SDÁ 1-2010: Lene Antonsen ja Trond Trosterud

Manne dihtor galgá máhttit grammatihka?

Lene Antonsen (Romssa universitehta)
Trond Trosterud (Romssa universitehta)

Viečča artihkkala dás (pdf).

Why the computer should know its Sami grammar

Language technology constitutes the foundation for the necessary infrastructure needed for any language to function in a modern literary society. The Sami languages differ from the languages for which most such technology is developed in two important ways: The body of text available (either Sami or bilingual Sami – majority language) constitutes but a fraction of what is available for Western European state languages, and the Sami languages have morphological structures far more complex than the ones for most of the Western European state languages.

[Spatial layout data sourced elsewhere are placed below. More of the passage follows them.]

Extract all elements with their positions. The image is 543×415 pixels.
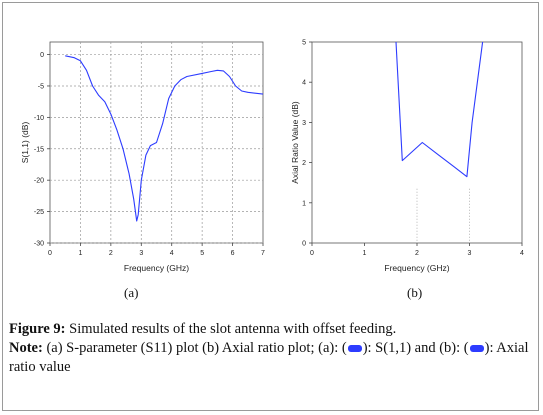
- x-tick-label-1-4: 4: [520, 250, 524, 257]
- panel-label-a: (a): [124, 285, 139, 300]
- note-text-1: (a) S-parameter (S11) plot (b) Axial rat…: [42, 340, 347, 356]
- charts-area: 0 1 2 3 4 5 6 7 0 -5 -10 -15 -20 -25 -30 Frequency (GHz…: [20, 40, 524, 274]
- y-tick-label-0-2: -10: [34, 115, 44, 122]
- y-tick-label-0-4: -20: [34, 178, 44, 185]
- y-tick-label-1-2: 2: [302, 160, 306, 167]
- x-tick-label-0-2: 2: [109, 250, 113, 257]
- figure-frame: [2, 2, 539, 411]
- panel-label-b: (b): [407, 285, 423, 300]
- x-tick-label-0-5: 5: [200, 250, 204, 257]
- figure-caption: Figure 9: Simulated results of the slot …: [9, 320, 534, 377]
- chart-s11: 0 1 2 3 4 5 6 7 0 -5 -10 -15 -20 -25 -30 Frequency (GHz…: [20, 40, 524, 274]
- x-tick-label-1-2: 2: [415, 250, 419, 257]
- y-axis-label-0: S(1,1) (dB): [20, 122, 30, 164]
- y-tick-label-1-4: 4: [302, 80, 306, 87]
- y-tick-label-0-6: -30: [34, 241, 44, 248]
- x-axis-label-0: Frequency (GHz): [124, 263, 189, 273]
- legend-swatch-s11: [347, 345, 362, 353]
- y-tick-label-0-5: -25: [34, 209, 44, 216]
- x-tick-label-0-4: 4: [170, 250, 174, 257]
- x-tick-label-0-6: 6: [231, 250, 235, 257]
- x-tick-label-0-1: 1: [78, 250, 82, 257]
- y-tick-label-0-1: -5: [38, 83, 44, 90]
- note-text-2: ): S(1,1) and (b): (: [362, 340, 469, 356]
- x-tick-label-0-7: 7: [261, 250, 265, 257]
- y-axis-label-1: Axial Ratio Value (dB): [290, 101, 300, 184]
- series-line-1-0: [395, 41, 484, 178]
- x-tick-label-1-0: 0: [310, 250, 314, 257]
- y-tick-label-0-0: 0: [40, 52, 44, 59]
- legend-swatch-axial: [469, 345, 484, 353]
- x-tick-label-1-1: 1: [363, 250, 367, 257]
- y-tick-label-1-5: 5: [302, 40, 306, 47]
- note-text-3: ): Axial ratio value: [9, 340, 529, 375]
- y-tick-label-1-1: 1: [302, 200, 306, 207]
- figure-label: Figure 9:: [9, 321, 66, 337]
- series-line-0-0: [65, 55, 264, 222]
- plot-area-0: [49, 41, 264, 244]
- x-axis-label-1: Frequency (GHz): [384, 263, 449, 273]
- figure-text: Simulated results of the slot antenna wi…: [65, 321, 397, 337]
- y-tick-label-1-0: 0: [302, 241, 306, 248]
- y-tick-label-0-3: -15: [34, 146, 44, 153]
- note-label: Note:: [9, 340, 43, 356]
- x-tick-label-0-3: 3: [139, 250, 143, 257]
- x-tick-label-0-0: 0: [48, 250, 52, 257]
- y-tick-label-1-3: 3: [302, 120, 306, 127]
- x-tick-label-1-3: 3: [468, 250, 472, 257]
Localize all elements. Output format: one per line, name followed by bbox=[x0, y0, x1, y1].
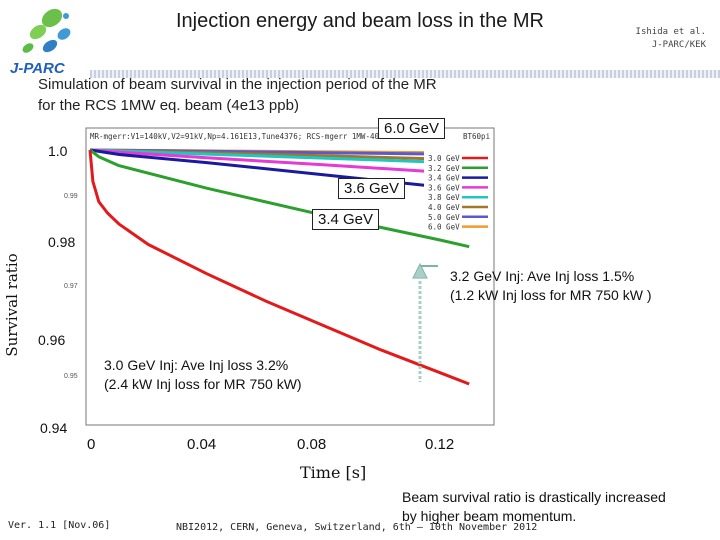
series-line-3-2-gev bbox=[89, 148, 470, 249]
note-3-2gev: 3.2 GeV Inj: Ave Inj loss 1.5% (1.2 kW I… bbox=[450, 267, 651, 305]
y-tick-1-0: 1.0 bbox=[48, 143, 68, 159]
legend-background bbox=[424, 150, 492, 234]
y-tick-0-98: 0.98 bbox=[48, 234, 76, 250]
author-block: Ishida et al. J-PARC/KEK bbox=[636, 26, 706, 52]
footer-version: Ver. 1.1 [Nov.06] bbox=[8, 520, 111, 531]
legend-label-2: 3.4 GeV bbox=[428, 174, 460, 183]
callout-3-4gev: 3.4 GeV bbox=[312, 209, 380, 230]
callout-3-6gev: 3.6 GeV bbox=[338, 178, 406, 199]
note-3-0gev-line-1: 3.0 GeV Inj: Ave Inj loss 3.2% bbox=[104, 357, 289, 373]
legend-label-5: 4.0 GeV bbox=[428, 203, 460, 212]
y-axis-label: Survival ratio bbox=[3, 253, 21, 357]
conclusion-line-2: by higher beam momentum. bbox=[402, 508, 577, 524]
callout-6gev: 6.0 GeV bbox=[378, 118, 446, 139]
intro-line-1: Simulation of beam survival in the injec… bbox=[38, 76, 437, 93]
author-name: Ishida et al. bbox=[635, 27, 706, 37]
y-tick-0-94: 0.94 bbox=[40, 420, 68, 436]
logo-mark bbox=[22, 8, 71, 53]
header-rule bbox=[90, 70, 720, 78]
footer-conference: NBI2012, CERN, Geneva, Switzerland, 6th … bbox=[176, 522, 538, 533]
legend-label-0: 3.0 GeV bbox=[428, 154, 460, 163]
x-tick-0-08: 0.08 bbox=[297, 436, 327, 453]
note-3-0gev-line-2: (2.4 kW Inj loss for MR 750 kW) bbox=[104, 376, 302, 392]
legend-label-3: 3.6 GeV bbox=[428, 183, 460, 192]
minor-y-tick-1: 0.97 bbox=[64, 283, 78, 290]
minor-y-ticks: 0.99 0.97 0.95 bbox=[64, 193, 78, 380]
logo-text: J-PARC bbox=[10, 60, 66, 77]
author-affiliation: J-PARC/KEK bbox=[651, 40, 706, 50]
legend-label-6: 5.0 GeV bbox=[428, 213, 460, 222]
loss-arrow bbox=[412, 262, 438, 382]
plot-header-right: BT60pi bbox=[463, 132, 490, 141]
conclusion-text: Beam survival ratio is drastically incre… bbox=[402, 488, 666, 526]
note-3-0gev: 3.0 GeV Inj: Ave Inj loss 3.2% (2.4 kW I… bbox=[104, 356, 302, 394]
x-tick-0-12: 0.12 bbox=[425, 436, 455, 453]
slide-title: Injection energy and beam loss in the MR bbox=[176, 10, 544, 32]
intro-text: Simulation of beam survival in the injec… bbox=[38, 74, 437, 116]
minor-y-tick-0: 0.99 bbox=[64, 193, 78, 200]
legend-label-1: 3.2 GeV bbox=[428, 164, 460, 173]
conclusion-line-1: Beam survival ratio is drastically incre… bbox=[402, 489, 666, 505]
plot-header: MR-mgerr:V1=140kV,V2=91kV,Np=4.161E13,Tu… bbox=[90, 132, 388, 141]
intro-line-2: for the RCS 1MW eq. beam (4e13 ppb) bbox=[38, 97, 299, 114]
x-axis-label: Time [s] bbox=[300, 463, 367, 482]
x-tick-0-04: 0.04 bbox=[187, 436, 217, 453]
x-tick-0: 0 bbox=[87, 436, 96, 453]
legend-label-4: 3.8 GeV bbox=[428, 193, 460, 202]
y-tick-0-96: 0.96 bbox=[38, 332, 66, 348]
jparc-logo: J-PARC bbox=[10, 8, 71, 77]
series-line-3-0-gev bbox=[88, 149, 470, 386]
note-3-2gev-line-2: (1.2 kW Inj loss for MR 750 kW ) bbox=[450, 287, 652, 303]
minor-y-tick-2: 0.95 bbox=[64, 373, 78, 380]
note-3-2gev-line-1: 3.2 GeV Inj: Ave Inj loss 1.5% bbox=[450, 268, 635, 284]
legend-label-7: 6.0 GeV bbox=[428, 223, 460, 232]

The article argues that the answer to this challenge is to build a grammar-based language technology for the Sami languages, and presents ongoing work fulfilling this goal. It is shown how morphophonological processes and inflectional and derivational morphology may be modelled as finite-state transducers, and combined with a syntactic component consisting of context-sensitive constraint grammar rules, to constitute a robust grammatical analyser capable of both analysing running text, and generating any word form. The speech communities of the Sami languages are not large enough to uphold a language technology industry, but the grammar-based language model is interesting for theoretical linguists as well.

Practical applications derived from the basic grammatical analysers include spell-checkers, interactive computer-assisted language learning programs, and machine translation.